INFORMES DE LAS PARTES E INTERVINIENTES La Sala de Descongestión No. 1 de la Sala de Casación Laboral, informó que la decisión que adoptó, y sobre la cual resolvió no casar la sentencia de la Sala Laboral del Tribunal Superior del Distrito Judicial de Cali, estuvo ceñida a la línea jurisprudencial de la Sala de Casación Laboral sobre la aplicación de la teoría de la condición más beneficiosa que, a diferencia de la postura de la Corte Constitucional, imponía un límite en la aplicación de la norma que regula el tema de reconocimiento de la pensión de invalidez.
En consecuencia, manifestó que, al estar ajustada la decisión a la línea jurisprudencial de la Sala de Casación Laboral, no había lugar a conceder el amparo de la acción de tutela, y menos aún, cuando se pretende utilizar esta como una tercera instancia del proceso ordinario. Por tanto, solicitó no tutelar los derechos deprecados por la accionante.
Sala Laboral del Tribunal Superior del Distrito Judicial de Cali, manifestó que, en sede consulta, revocó la sentencia proferida por el Juzgado 18 Laboral del Circuito de Cali, en el sentido de negar el reconocimiento de la pensión de invalidez solicitada por la accionante, también que, al desatarse el recurso extraordinario de casación por la accionante, la Sala de Casación Laboral resolvió no casar la sentencia, por tanto, la decisión quedó en firme.
El Juzgado 18 Laboral de la capital del departamento del Valle del Cauca, manifestó que, en primera instancia, conoció el proceso laboral 76001310501820210050401, también que, una vez retornó el mismo de la Sala Laboral del Tribunal Superior del Distrito Judicial de Cali, con sentencia de consulta, obedeció lo resuelto en esta decisión, procediendo a liquidar la costar generadas.
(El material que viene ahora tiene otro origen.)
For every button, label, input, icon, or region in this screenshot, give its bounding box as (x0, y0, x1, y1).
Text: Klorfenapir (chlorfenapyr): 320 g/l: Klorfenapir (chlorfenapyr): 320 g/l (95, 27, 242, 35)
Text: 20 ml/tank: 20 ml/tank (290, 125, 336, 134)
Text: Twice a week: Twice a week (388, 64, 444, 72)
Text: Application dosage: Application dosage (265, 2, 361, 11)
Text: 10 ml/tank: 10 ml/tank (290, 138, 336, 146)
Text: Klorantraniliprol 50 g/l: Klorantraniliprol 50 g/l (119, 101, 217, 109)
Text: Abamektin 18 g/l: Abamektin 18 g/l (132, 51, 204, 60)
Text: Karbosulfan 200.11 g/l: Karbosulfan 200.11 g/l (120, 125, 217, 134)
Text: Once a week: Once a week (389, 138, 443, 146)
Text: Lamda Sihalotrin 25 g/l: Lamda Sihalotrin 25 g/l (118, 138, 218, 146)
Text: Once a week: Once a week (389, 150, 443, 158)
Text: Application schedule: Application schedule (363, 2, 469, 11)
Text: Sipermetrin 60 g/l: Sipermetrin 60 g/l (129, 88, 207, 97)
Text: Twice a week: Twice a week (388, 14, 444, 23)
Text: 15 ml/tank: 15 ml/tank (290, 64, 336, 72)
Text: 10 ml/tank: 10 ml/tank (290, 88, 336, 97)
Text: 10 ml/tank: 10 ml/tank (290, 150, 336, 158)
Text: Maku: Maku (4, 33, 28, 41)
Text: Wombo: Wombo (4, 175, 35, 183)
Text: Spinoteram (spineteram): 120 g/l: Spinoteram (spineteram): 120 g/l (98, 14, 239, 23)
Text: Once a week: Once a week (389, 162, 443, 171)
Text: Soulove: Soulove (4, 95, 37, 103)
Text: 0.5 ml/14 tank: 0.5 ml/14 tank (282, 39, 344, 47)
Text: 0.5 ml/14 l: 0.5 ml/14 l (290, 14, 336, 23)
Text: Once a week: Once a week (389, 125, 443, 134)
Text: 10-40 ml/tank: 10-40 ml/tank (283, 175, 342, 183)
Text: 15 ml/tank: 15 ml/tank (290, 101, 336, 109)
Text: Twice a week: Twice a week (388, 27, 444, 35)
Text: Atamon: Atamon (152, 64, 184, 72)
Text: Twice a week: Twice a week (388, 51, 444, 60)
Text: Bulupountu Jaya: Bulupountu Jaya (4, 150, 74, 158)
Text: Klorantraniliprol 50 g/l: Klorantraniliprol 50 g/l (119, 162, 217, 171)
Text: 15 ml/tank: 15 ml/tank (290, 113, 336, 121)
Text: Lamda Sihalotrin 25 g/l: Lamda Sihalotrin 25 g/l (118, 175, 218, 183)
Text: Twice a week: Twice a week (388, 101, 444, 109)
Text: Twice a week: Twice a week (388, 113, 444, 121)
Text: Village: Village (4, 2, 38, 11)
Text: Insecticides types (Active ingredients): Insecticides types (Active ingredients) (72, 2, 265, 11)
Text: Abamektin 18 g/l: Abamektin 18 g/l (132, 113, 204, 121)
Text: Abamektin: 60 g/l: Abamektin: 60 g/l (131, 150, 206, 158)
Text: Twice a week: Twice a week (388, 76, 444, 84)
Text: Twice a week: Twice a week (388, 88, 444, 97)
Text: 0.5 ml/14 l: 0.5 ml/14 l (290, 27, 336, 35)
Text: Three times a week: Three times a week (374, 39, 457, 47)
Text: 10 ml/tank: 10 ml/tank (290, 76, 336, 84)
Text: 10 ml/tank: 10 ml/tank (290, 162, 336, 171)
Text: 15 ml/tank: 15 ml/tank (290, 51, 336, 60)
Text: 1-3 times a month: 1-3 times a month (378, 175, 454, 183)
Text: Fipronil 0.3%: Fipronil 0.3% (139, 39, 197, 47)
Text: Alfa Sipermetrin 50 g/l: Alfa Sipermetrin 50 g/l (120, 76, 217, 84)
El Patrimonio Autónomo de Remanentes del Instituto de Seguros Sociales en Liquidación, solicitó ser desvinculada de la actuación por no tener interés ni en el proceso laboral ni el de tutela. CONSIDERACIONES De conformidad con lo preceptuado en los artículos 86 de la Constitución Política y 2.2.3.1.2.1 del Decreto 1069 de 2015, modificado por el canon 1º del Decreto 333 de 2021, en concordancia con el 44 el Reglamento General de la Corte Suprema de Justicia, es competente esta Sala para pronunciarse, en tanto está involucrada la Sala de Descongestión No. 1 de la Sala de Casación Laboral.
En el sub judice, el problema jurídico se contrae a determinar si, la Sala de Descongestión No. 1 de la Sala de Casación Laboral, al desatar el recurso de casación, en decisión SL3167-2024, 13 nov. 2024, rad. 99998, acertó o no en su decisión de no casar y dejar en firme la sentencia proferida por la Sala Laboral del Tribunal Superior del Distrito Judicial de Cali que -en sede de consulta- revocó el fallo proferido el 14 de enero de 2022, por el Juzgado 18 Laboral del Circuito de Cali que reconoció la pensión de invalidez, para, en su lugar, negar el reconocimiento de este derecho en contra de Eunice Quintero Rodríguez.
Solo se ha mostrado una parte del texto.